We were members of a vegan food co-op when I was a teenager; we weren't vegetarian, ourselves, but much of our diet was homemade bread, with a mix of whole grain and refined flours, brown rice, and beans and we also raised our own chickens for eggs and grew most of our own vegetables. So buying the beans, brown rice and flours from the co-op in bulk just made sense.
Also, my mother's favorite dentist was in New York City, right next to a hotel catering to Japanese businessmen, so when she had a dental appointment, she'd go in early, and have breakfast in the hotel's restaurant, and that's where she was introduced to the joys of miso soup.
She came home and made her own variation, using miso as a sort of bouillon, with tomato paste, ) had mixed veggies (carrots, bell peppers, bok choy, etc. and whole wheat/soy flour noodles -- basically: your salad idea in soup form.

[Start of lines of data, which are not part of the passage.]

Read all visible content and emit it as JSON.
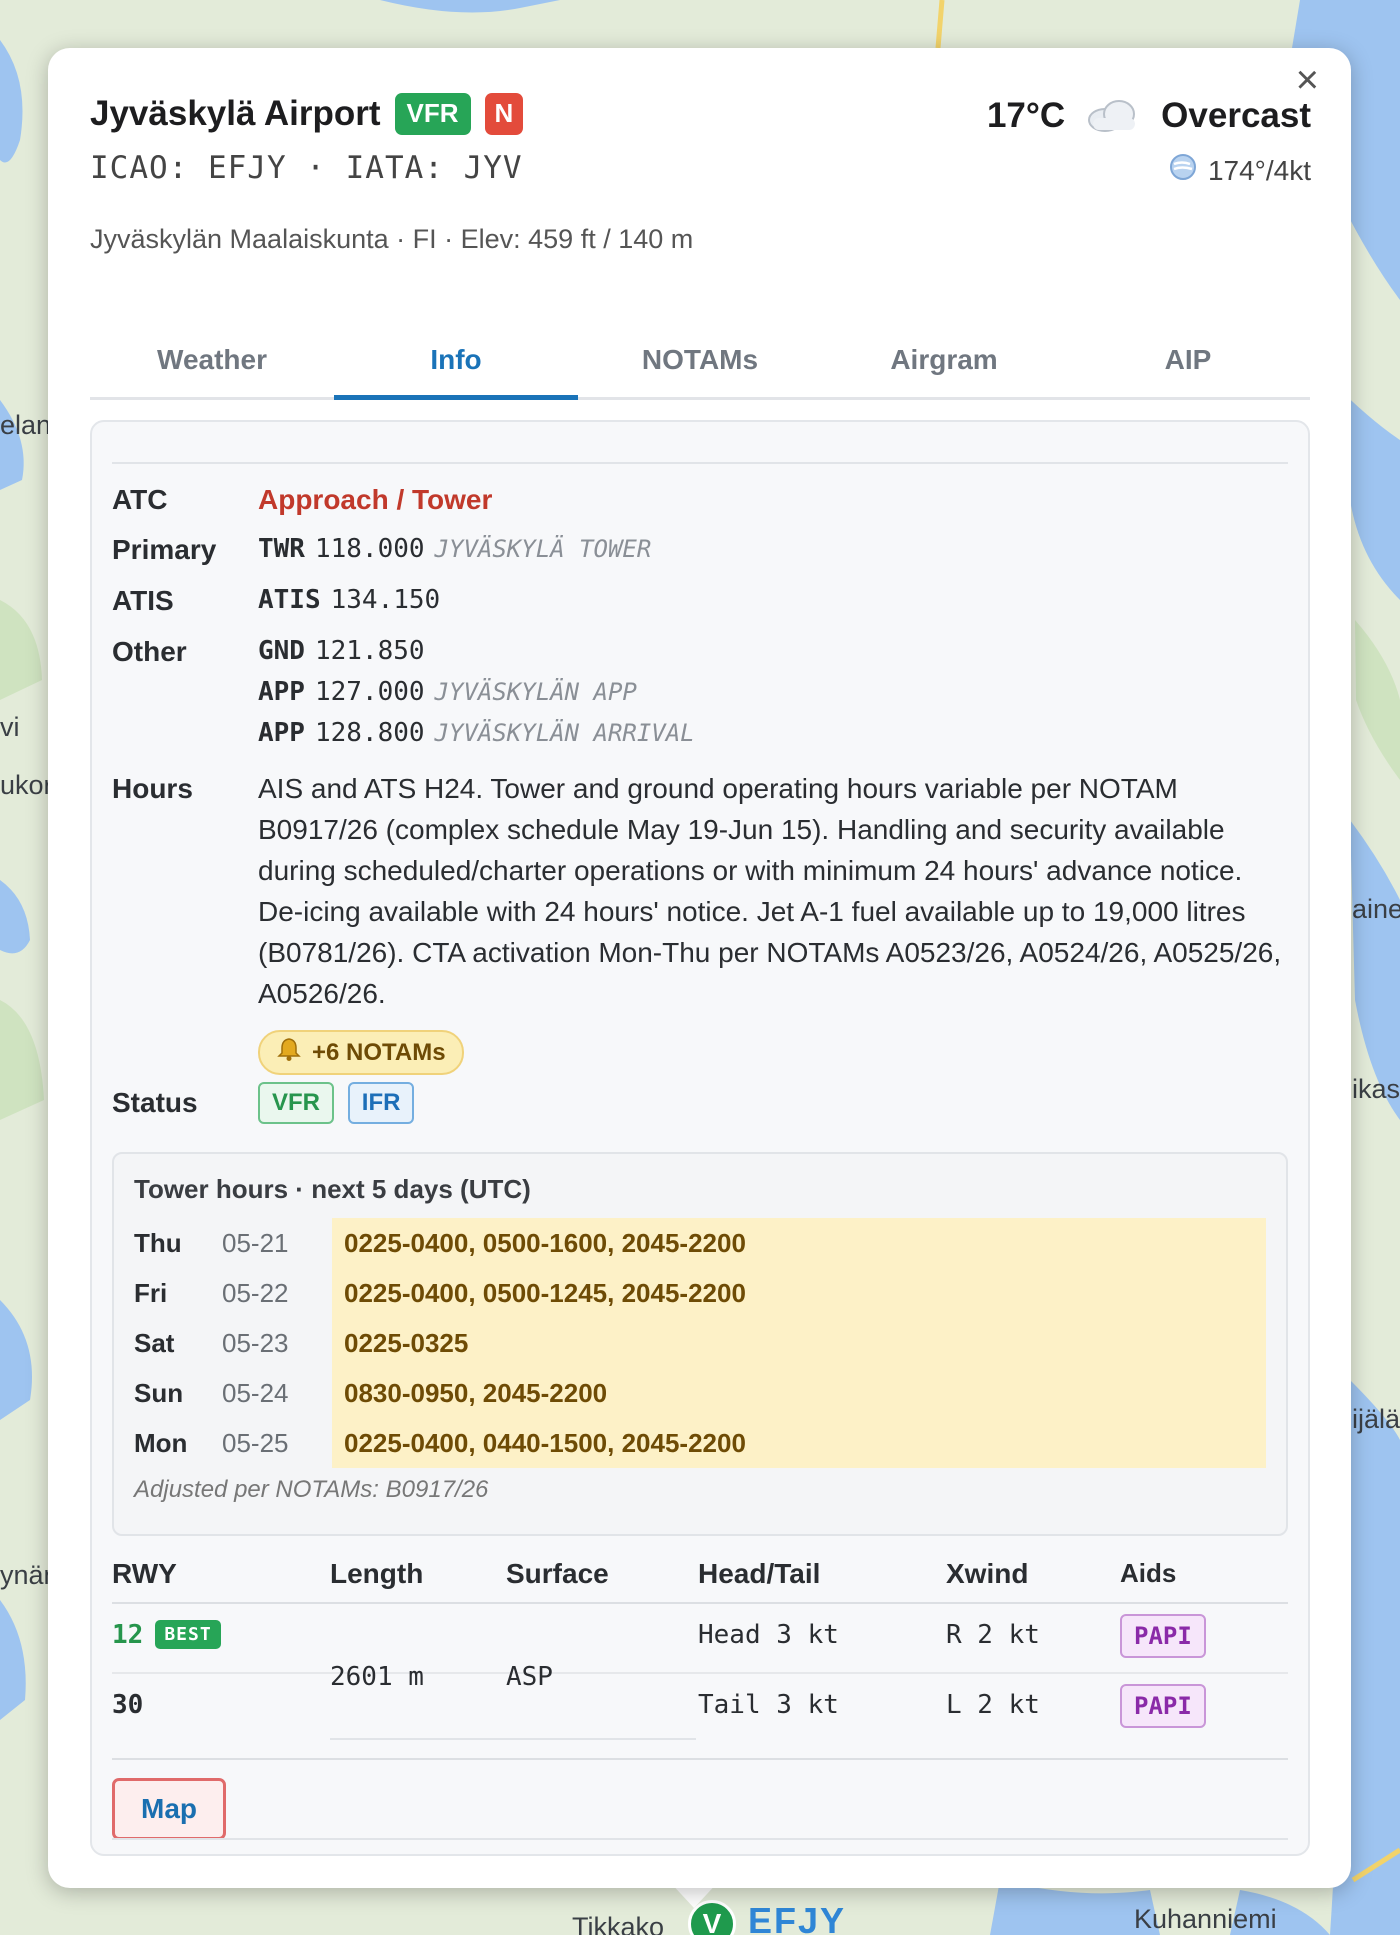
{
  "map": {
    "labels": [
      "elan",
      "vi",
      "ukor",
      "aine",
      "ikas",
      "ijälä",
      "ynäm",
      "Kuhanniemi",
      "Tikkako"
    ],
    "marker_letter": "V",
    "marker_code": "EFJY"
  },
  "airport": {
    "name": "Jyväskylä Airport",
    "flight_rules_badge": "VFR",
    "notam_badge": "N",
    "codes": "ICAO: EFJY · IATA: JYV",
    "place": "Jyväskylän Maalaiskunta · FI · Elev: 459 ft / 140 m",
    "close": "×"
  },
  "weather": {
    "temp": "17°C",
    "condition": "Overcast",
    "wind": "174°/4kt"
  },
  "tabs": [
    {
      "label": "Weather"
    },
    {
      "label": "Info"
    },
    {
      "label": "NOTAMs"
    },
    {
      "label": "Airgram"
    },
    {
      "label": "AIP"
    }
  ],
  "active_tab": "Info",
  "info": {
    "labels": {
      "atc": "ATC",
      "primary": "Primary",
      "atis": "ATIS",
      "other": "Other",
      "hours": "Hours",
      "status": "Status"
    },
    "atc": "Approach / Tower",
    "primary": {
      "type": "TWR",
      "freq": "118.000",
      "name": "JYVÄSKYLÄ TOWER"
    },
    "atis": {
      "type": "ATIS",
      "freq": "134.150"
    },
    "other": [
      {
        "type": "GND",
        "freq": "121.850",
        "name": ""
      },
      {
        "type": "APP",
        "freq": "127.000",
        "name": "JYVÄSKYLÄN APP"
      },
      {
        "type": "APP",
        "freq": "128.800",
        "name": "JYVÄSKYLÄN ARRIVAL"
      }
    ],
    "hours_text": "AIS and ATS H24. Tower and ground operating hours variable per NOTAM B0917/26 (complex schedule May 19-Jun 15). Handling and security available during scheduled/charter operations or with minimum 24 hours' advance notice. De-icing available with 24 hours' notice. Jet A-1 fuel available up to 19,000 litres (B0781/26). CTA activation Mon-Thu per NOTAMs A0523/26, A0524/26, A0525/26, A0526/26.",
    "notam_chip": "+6 NOTAMs",
    "status": [
      "VFR",
      "IFR"
    ]
  },
  "tower": {
    "title": "Tower hours · next 5 days (UTC)",
    "days": [
      {
        "day": "Thu",
        "date": "05-21",
        "hours": "0225-0400, 0500-1600, 2045-2200"
      },
      {
        "day": "Fri",
        "date": "05-22",
        "hours": "0225-0400, 0500-1245, 2045-2200"
      },
      {
        "day": "Sat",
        "date": "05-23",
        "hours": "0225-0325"
      },
      {
        "day": "Sun",
        "date": "05-24",
        "hours": "0830-0950, 2045-2200"
      },
      {
        "day": "Mon",
        "date": "05-25",
        "hours": "0225-0400, 0440-1500, 2045-2200"
      }
    ],
    "note": "Adjusted per NOTAMs: B0917/26"
  },
  "runways": {
    "headers": [
      "RWY",
      "Length",
      "Surface",
      "Head/Tail",
      "Xwind",
      "Aids"
    ],
    "length": "2601 m",
    "surface": "ASP",
    "best_label": "BEST",
    "rows": [
      {
        "rwy": "12",
        "best": true,
        "headtail": "Head 3 kt",
        "xwind": "R 2 kt",
        "aids": "PAPI"
      },
      {
        "rwy": "30",
        "best": false,
        "headtail": "Tail 3 kt",
        "xwind": "L 2 kt",
        "aids": "PAPI"
      }
    ]
  },
  "buttons": {
    "map": "Map"
  },
  "colors": {
    "vfr_green": "#27a557",
    "notam_red": "#e34b3b",
    "accent_blue": "#1a73b8",
    "atc_red": "#c1392b",
    "tower_highlight": "#fdf1c7"
  }
}
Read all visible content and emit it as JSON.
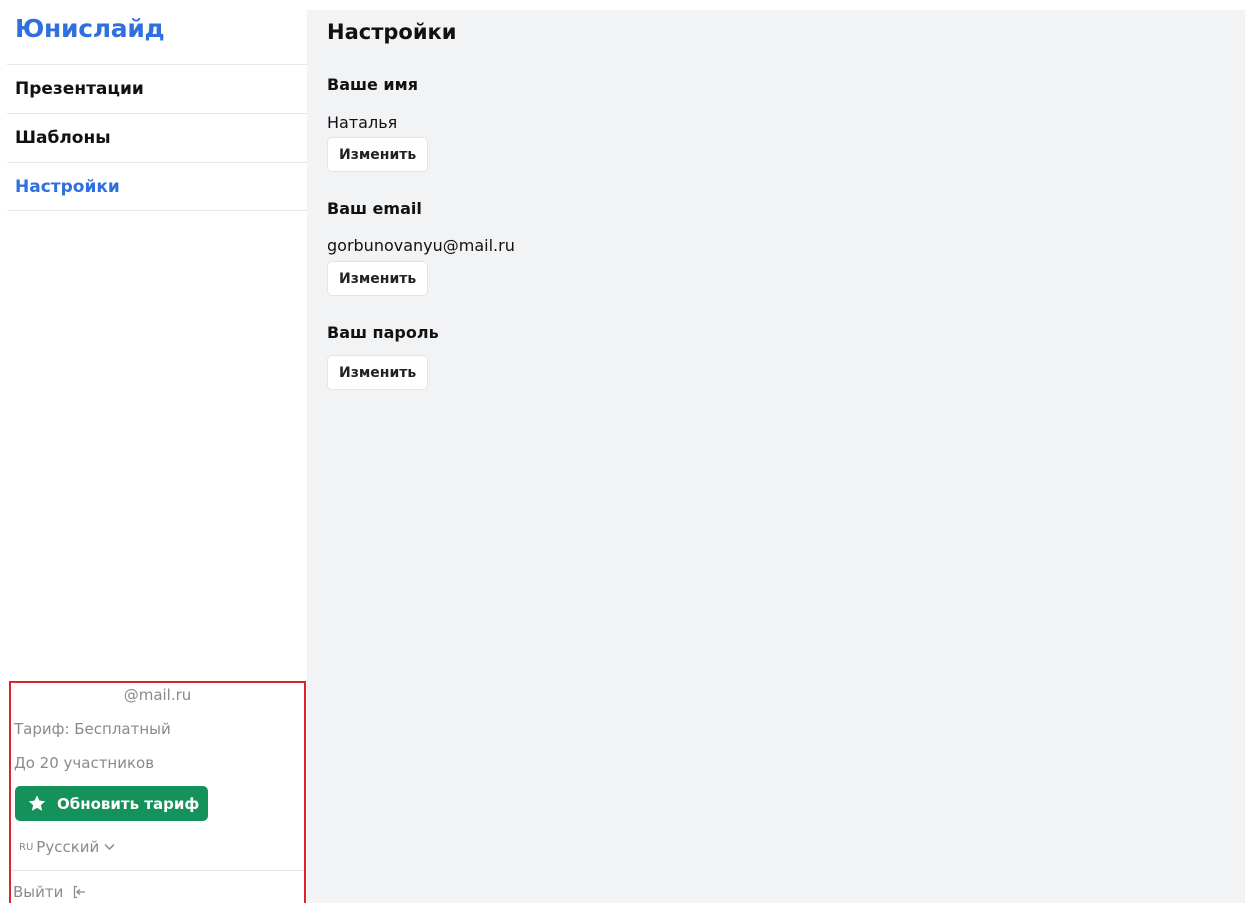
{
  "app": {
    "logo": "Юнислайд"
  },
  "sidebar": {
    "items": [
      {
        "label": "Презентации",
        "active": false
      },
      {
        "label": "Шаблоны",
        "active": false
      },
      {
        "label": "Настройки",
        "active": true
      }
    ]
  },
  "account": {
    "email": "@mail.ru",
    "plan": "Тариф: Бесплатный",
    "limit": "До 20 участников",
    "upgrade_label": "Обновить тариф",
    "lang_code": "RU",
    "lang_label": "Русский",
    "logout_label": "Выйти"
  },
  "main": {
    "title": "Настройки",
    "name_section": {
      "label": "Ваше имя",
      "value": "Наталья",
      "button": "Изменить"
    },
    "email_section": {
      "label": "Ваш email",
      "value": "gorbunovanyu@mail.ru",
      "button": "Изменить"
    },
    "password_section": {
      "label": "Ваш пароль",
      "button": "Изменить"
    }
  },
  "colors": {
    "brand": "#2f6fde",
    "upgrade": "#15915b",
    "highlight_border": "#e0222a"
  },
  "icons": {
    "upgrade": "star-icon",
    "lang": "chevron-down-icon",
    "logout": "logout-icon"
  }
}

She also had a dish of kale sauteed in oil with lots of hot pepper and garlic, and cashews, and then, she made a sauce to pour over that out of diluted tahini and miso. We'd cook the brown rice with bits of left over meat from another meal (chicken bits from a roast carcass, or slices of left-over beef), with diced onion and bell peppers, and serve that with the kale and sauce. ...It was a very brown meal (except for the kale), but in the cold of winter, it was so-o--o good!
no subject
Date: 2018-12-30 07:07 am (UTC)All those meals sound yummy! Tahini makes a fabulous sauce for all sorts of things - not just with falafel.
no subject
Date: 2018-12-30 12:55 pm (UTC)Some day, I'd like to try making a variation on peanut butter cookies, but with tahini, instead of peanut butter.
We store our tahini in the fridge for just that reason
Date: 2018-12-30 09:44 pm (UTC)Re: We store our tahini in the fridge for just that reason
Date: 2018-12-31 12:24 am (UTC)I'm so lucky to have watched my mother cook
Date: 2018-12-29 11:50 pm (UTC)But it gave me an intuitive confidence--I can just throw stuff together and know it will be tasty.
The recipe I'm proudest of is Carrot-Cumin-Carrot salad, detailed
https://jesse-the-k.dreamwidth.org/47902.html
It's pretty low-effort and can be made in stages; it keeps for a month; it's a sure hit at a potluck, and it's free from common allergens.
Re: I'm so lucky to have watched my mother cook
Date: 2018-12-30 07:10 am (UTC)To clarify, are you steaming the whole onions?
Re: I'm so lucky to have watched my mother cook
Date: 2018-12-30 09:47 pm (UTC)I have a 1000watt microwave:
frozen pearl onions (and edamame) nuke around 5 minutes in a closed dish with a spoon of water
carrots for around 4 minutes with water then drain
beets around the same time, but I do them separately so the whole dish doesn't turn beet-colored.
Re: I'm so lucky to have watched my mother cook
Date: 2018-12-30 12:47 pm (UTC)I think that was her clever strategy to get me past my finicky eating bent: if I'd helped make the dish, I'd be more likely to eat it. Though some things had to wait until after I left for college, and she wasn't sitting across the table daring me to eat something.
PS: I've put that salad in my memories :-)
Re: I'm so lucky to have watched my mother cook
Date: 2018-12-30 09:49 pm (UTC)I'm lucky that I grew up around so much variety that I'm bold, food-wise. I chowed down on squid and fish and lamb when I was four (we lived in Greece).
So who sat across the table when you were in college, and what did you discover then?
Re: I'm so lucky to have watched my mother cook
Date: 2018-12-30 10:28 pm (UTC)No one who knew my history of not liking _X_. so they couldn't have an I-told-you-so moment (A battle of wills is a powerful thing).
and what did you discover then?
Raw tomatoes and cooked carrots (it was totally a texture thing).